Mean circulation and variability on the eastern Canadian continental shelf

Abstract

The circulation and variability on eastern Canadian continental shelves is reviewed with emphasis on horizontal and vertical structure in the water column. Mean and seasonal currents, sheared by stratification and friction, generally follow bathymetry and are driven primarily by surface wind stress and buoyancy fluxes. In certain near-resonant embayments, nonlinear interactions of the tide also make significant contributions to the mean and low-frequency currents. Direct forcing of low-frequency shelf circulation by offshore currents and pressure fields is of lesser importance according to recent observations and models.

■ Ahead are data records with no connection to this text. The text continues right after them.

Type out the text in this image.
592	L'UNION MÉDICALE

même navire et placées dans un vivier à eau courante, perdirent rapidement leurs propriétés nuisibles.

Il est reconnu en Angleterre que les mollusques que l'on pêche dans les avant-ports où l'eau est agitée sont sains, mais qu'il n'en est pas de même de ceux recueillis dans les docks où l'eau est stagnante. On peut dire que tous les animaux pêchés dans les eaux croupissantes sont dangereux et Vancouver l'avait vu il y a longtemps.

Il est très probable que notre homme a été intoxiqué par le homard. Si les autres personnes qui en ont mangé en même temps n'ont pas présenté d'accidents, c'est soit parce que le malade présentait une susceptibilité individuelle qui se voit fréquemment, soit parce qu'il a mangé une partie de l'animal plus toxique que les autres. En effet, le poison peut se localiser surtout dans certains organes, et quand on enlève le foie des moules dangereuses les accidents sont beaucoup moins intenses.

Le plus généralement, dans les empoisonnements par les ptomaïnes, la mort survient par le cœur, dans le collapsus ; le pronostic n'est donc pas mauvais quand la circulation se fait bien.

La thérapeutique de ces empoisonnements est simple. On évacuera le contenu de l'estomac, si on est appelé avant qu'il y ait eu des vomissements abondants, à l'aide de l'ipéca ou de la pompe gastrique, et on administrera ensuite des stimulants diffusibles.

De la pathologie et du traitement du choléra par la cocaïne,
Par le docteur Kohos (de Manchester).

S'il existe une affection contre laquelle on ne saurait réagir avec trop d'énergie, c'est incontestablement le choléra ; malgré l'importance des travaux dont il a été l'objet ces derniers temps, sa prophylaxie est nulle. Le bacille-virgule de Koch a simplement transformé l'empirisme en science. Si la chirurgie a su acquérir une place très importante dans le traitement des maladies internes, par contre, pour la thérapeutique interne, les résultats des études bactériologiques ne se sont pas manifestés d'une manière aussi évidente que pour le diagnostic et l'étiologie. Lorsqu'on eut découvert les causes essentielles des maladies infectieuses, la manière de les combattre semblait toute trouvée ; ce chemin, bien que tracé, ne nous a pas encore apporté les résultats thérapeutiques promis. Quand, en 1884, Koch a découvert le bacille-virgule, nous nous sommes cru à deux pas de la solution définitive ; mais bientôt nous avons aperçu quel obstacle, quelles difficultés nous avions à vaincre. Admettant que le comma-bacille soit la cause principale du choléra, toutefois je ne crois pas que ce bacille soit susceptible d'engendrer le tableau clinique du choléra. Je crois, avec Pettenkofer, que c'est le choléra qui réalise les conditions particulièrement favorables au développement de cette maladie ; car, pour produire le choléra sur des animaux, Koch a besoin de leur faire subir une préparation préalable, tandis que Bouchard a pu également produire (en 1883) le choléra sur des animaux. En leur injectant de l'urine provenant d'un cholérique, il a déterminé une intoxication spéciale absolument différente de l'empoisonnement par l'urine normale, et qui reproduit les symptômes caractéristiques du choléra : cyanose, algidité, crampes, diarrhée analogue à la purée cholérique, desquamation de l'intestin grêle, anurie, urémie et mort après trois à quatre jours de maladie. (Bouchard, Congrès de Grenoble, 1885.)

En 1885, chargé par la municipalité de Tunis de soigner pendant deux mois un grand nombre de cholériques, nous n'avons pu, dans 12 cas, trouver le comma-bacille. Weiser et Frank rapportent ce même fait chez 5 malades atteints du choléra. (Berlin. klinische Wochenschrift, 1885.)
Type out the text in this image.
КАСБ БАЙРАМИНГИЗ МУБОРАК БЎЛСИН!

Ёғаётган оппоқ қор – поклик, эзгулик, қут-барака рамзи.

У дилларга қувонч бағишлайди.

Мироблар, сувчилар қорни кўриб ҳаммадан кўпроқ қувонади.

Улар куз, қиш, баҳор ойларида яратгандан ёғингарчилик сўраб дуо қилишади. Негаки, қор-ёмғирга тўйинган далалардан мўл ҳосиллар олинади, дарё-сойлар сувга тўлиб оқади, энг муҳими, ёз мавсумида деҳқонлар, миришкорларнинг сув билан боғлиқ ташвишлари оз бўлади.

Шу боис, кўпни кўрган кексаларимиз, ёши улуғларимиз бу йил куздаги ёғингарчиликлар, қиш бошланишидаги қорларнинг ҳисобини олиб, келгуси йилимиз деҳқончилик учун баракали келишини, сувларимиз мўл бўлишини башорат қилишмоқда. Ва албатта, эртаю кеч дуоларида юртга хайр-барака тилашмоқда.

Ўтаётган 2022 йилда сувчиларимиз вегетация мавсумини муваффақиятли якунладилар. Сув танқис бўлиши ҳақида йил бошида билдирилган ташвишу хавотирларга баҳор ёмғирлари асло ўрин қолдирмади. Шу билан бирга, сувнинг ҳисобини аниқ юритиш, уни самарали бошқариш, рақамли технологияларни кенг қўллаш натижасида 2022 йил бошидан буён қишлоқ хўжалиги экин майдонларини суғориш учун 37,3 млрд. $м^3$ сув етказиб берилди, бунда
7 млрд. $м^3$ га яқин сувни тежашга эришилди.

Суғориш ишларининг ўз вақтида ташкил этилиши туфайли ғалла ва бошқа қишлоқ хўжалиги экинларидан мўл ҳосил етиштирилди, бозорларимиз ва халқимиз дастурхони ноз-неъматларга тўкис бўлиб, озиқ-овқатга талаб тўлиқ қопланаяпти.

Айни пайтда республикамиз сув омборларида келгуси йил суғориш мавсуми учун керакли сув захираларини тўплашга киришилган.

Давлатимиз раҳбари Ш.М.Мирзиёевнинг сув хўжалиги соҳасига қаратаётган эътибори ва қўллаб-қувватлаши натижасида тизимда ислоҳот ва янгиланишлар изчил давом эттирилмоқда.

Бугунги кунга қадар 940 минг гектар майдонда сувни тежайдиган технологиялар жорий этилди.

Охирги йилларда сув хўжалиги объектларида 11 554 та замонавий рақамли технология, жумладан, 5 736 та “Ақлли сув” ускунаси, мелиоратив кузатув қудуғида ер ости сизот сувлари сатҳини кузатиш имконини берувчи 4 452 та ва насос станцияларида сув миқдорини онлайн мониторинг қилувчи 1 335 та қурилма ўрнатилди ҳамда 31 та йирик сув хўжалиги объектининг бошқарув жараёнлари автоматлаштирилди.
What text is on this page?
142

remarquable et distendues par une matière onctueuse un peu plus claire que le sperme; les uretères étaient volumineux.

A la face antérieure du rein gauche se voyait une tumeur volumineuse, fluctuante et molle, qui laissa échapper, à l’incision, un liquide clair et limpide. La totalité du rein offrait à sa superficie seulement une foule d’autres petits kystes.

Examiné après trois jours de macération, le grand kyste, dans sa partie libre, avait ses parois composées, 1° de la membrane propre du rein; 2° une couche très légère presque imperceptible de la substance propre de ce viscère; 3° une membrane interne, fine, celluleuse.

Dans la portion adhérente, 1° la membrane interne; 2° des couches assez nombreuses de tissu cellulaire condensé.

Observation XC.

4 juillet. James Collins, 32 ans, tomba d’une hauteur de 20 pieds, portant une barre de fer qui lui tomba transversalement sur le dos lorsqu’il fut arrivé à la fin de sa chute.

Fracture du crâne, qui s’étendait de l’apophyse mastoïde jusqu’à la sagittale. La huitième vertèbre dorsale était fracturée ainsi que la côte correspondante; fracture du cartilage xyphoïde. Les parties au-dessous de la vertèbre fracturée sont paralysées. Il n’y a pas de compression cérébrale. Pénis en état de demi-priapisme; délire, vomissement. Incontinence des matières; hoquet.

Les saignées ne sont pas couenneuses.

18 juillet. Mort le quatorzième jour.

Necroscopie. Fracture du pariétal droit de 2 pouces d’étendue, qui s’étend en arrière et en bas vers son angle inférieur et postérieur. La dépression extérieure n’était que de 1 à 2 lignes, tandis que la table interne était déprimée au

At higher frequencies, the wintertime response to atmospheric forcing occurs in three important frequency bands: surface wave (periods of 2–20 s), inertial (17–22 h) and synoptic or subtidal (2–10 days). Most of the subtidal energy in the subsurface pressure (SSP) field is attributable to direct local forcing by alongshore wind and to remote forcing by coastal-trapped waves (CTW). The subtidal current variability is less coherent with these sources primarily because of small scale circulations created by vortex stretching, topographic steering and scattering by the rugged shelf bathymetry. Bottom friction and scattering control the ratio of locally and remotely forced subtidal energy as a function of position on the shelf. Intermittent inertial currents in stratified shelf waters, often associated with mesoscale atmospheric forcing, exhibit a 180° phase change across the pycnocline and are inhibited near the coast. Surface waves generated by storm winds are strongly dissipated in shallow water, where they enhance bottom stresses that: (1) balance the surface wind stress; and (2) may contribute to the damping of inertial waves. Specific examples of these phenomena are drawn from observations on the Scotian Shelf and in the Gulf of Maine.